While it’s good to have, if not employ, this type of flexibility, the classic Structure vs Dynamism argument from the other direction is that the more you treat theme as a brush-on veneer over the game design, the less chance that theme has of being deeply resonant. Bioshock did get a “thematic unity” pass late in development (as well as some simple plot hole fixing) but the later you do that the thinner the veneer will be, and the earlier you do it the greater the chance that you’ll have to rework everything, lather rinse repeat.
Part of the reason I think most modern, AAA games are having such a hard time avoiding ludonarrative dissonance (Clint Hocking’s term) is because they have so many other demands placed on them: be a millions-selling blockbuster franchise entry, be a technological showcase, be a tight accessible piece of game design, tell an epic story – when you add “convey a theme that resonates at every level of the whole” to that, something’s gotta give.

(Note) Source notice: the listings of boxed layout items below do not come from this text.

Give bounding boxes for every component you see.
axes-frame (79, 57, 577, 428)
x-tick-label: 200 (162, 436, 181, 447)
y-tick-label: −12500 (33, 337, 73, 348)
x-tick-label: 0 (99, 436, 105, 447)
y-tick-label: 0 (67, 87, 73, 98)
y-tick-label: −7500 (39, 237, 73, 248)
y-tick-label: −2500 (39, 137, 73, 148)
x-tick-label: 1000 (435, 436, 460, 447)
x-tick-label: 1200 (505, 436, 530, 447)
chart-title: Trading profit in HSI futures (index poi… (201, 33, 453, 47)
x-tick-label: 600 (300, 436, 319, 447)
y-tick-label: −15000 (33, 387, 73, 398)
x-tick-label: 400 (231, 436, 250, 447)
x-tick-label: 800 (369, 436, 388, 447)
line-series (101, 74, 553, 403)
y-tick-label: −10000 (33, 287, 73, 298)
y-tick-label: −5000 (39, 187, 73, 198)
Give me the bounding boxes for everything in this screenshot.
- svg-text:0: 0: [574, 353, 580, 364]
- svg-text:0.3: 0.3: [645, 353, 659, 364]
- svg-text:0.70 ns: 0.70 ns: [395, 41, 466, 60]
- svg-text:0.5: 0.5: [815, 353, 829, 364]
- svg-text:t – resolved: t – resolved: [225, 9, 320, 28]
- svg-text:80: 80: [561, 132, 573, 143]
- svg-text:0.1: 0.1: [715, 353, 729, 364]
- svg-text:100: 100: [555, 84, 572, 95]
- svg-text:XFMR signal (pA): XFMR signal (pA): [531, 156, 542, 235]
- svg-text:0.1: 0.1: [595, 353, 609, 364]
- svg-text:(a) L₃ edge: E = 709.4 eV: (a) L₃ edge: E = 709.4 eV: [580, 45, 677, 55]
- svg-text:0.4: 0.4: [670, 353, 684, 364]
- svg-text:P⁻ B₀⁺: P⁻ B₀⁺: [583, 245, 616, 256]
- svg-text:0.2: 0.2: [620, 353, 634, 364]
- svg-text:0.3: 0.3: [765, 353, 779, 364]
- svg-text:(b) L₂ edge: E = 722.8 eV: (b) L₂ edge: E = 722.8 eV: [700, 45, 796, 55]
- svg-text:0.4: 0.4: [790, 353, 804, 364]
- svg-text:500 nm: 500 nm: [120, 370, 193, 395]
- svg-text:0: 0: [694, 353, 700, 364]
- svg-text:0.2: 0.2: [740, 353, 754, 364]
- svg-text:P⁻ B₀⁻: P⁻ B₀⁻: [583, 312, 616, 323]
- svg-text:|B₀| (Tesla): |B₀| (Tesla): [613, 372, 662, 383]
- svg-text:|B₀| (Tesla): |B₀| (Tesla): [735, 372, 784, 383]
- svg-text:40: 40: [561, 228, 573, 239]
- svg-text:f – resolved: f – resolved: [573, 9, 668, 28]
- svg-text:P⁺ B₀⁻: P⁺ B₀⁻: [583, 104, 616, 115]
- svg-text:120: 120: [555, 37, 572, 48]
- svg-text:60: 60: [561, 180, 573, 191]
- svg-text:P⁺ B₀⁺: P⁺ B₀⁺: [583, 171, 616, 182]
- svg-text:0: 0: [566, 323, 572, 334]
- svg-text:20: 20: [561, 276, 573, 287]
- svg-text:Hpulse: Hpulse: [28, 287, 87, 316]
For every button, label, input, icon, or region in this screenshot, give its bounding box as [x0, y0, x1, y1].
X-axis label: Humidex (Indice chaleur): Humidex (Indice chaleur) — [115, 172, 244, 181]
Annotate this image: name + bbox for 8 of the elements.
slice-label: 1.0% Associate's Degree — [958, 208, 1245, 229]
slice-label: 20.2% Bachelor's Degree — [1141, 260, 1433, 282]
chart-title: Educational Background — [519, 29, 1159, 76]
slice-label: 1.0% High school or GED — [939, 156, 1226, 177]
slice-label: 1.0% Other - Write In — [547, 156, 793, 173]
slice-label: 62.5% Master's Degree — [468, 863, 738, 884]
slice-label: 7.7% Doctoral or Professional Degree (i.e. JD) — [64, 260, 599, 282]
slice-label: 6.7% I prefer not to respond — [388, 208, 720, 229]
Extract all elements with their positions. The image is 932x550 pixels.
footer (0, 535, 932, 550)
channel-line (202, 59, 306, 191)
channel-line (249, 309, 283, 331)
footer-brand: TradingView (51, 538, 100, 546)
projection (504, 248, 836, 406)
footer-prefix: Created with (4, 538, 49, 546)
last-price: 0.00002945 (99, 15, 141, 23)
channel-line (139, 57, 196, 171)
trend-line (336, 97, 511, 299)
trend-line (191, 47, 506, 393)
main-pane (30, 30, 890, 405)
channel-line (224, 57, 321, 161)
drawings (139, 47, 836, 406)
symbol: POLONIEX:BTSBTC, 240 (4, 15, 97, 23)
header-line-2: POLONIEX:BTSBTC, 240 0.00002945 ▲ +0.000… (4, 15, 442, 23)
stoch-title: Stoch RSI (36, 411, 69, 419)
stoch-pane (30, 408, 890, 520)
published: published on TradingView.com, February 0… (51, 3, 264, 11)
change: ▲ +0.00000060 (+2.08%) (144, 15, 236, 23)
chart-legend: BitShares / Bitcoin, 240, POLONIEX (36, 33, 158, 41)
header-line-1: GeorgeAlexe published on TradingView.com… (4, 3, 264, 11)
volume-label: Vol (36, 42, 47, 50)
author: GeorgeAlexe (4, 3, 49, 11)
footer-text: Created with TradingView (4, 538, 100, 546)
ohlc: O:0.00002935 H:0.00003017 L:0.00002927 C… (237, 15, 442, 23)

Look at Rohrer’s “Passage” on the other hand. Sure it’s an incredibly simple game with almost nothing to it but its theme, but that’s exactly what allows it to (in my opinion) convey its theme so elegantly and powerfully. It doesn’t have to sell millions or show off per-pixel lighting effects. Every single line of its code was built towards the game’s message.
All that said, I agree that iterative exploration (a subject touched on in another Jon Blow talk) is the only way to go for developing a theme layer, and your suggestion, that dev teams use it the way they currently do for the “is this fun?” design process, is a great way to phrase it and might help more devs realize that “art game” isn’t some ridiculous rarified process but a simple difference of intent.
No game design survives contact with reality unscathed, after all.
I don’t think it’s necessarily true that doing a theme pass on a finished game design would make it a “thin veneer”. I think it more depends on how much you invest in the theme pass itself. If Valve did a year-long theme pass on Left 4 Dead, for example, I think they could make that theme pretty damn powerful – even if they didn’t think about it at all until the theme pass started.
Of course I’m just supposing. I’ve never actually done a theme pass. I’ve tried several times to build games around a preconceived theme though, which never worked. So you could say I know what doesn’t work – now I’m trying to steal something that does from Stephen King.
About the multitude of demands: it’s totally true. Novelists can focus on theme because their medium is so much more constrained than ours. When you can do essentially anything, it’s really hard to focus. I think a designer with a theme intent might do well to take a very very well-trodden genre (shooter, platformer) and restrict themselves to relatively generic mechanics within that genre. I’m sure there’s still tons of room to work within even the most overdone types of games.
Thanks for the link, looks cool. And I’ve been thinking about the documentation masturbation (my term) problem recently, so it’s timed perfectly.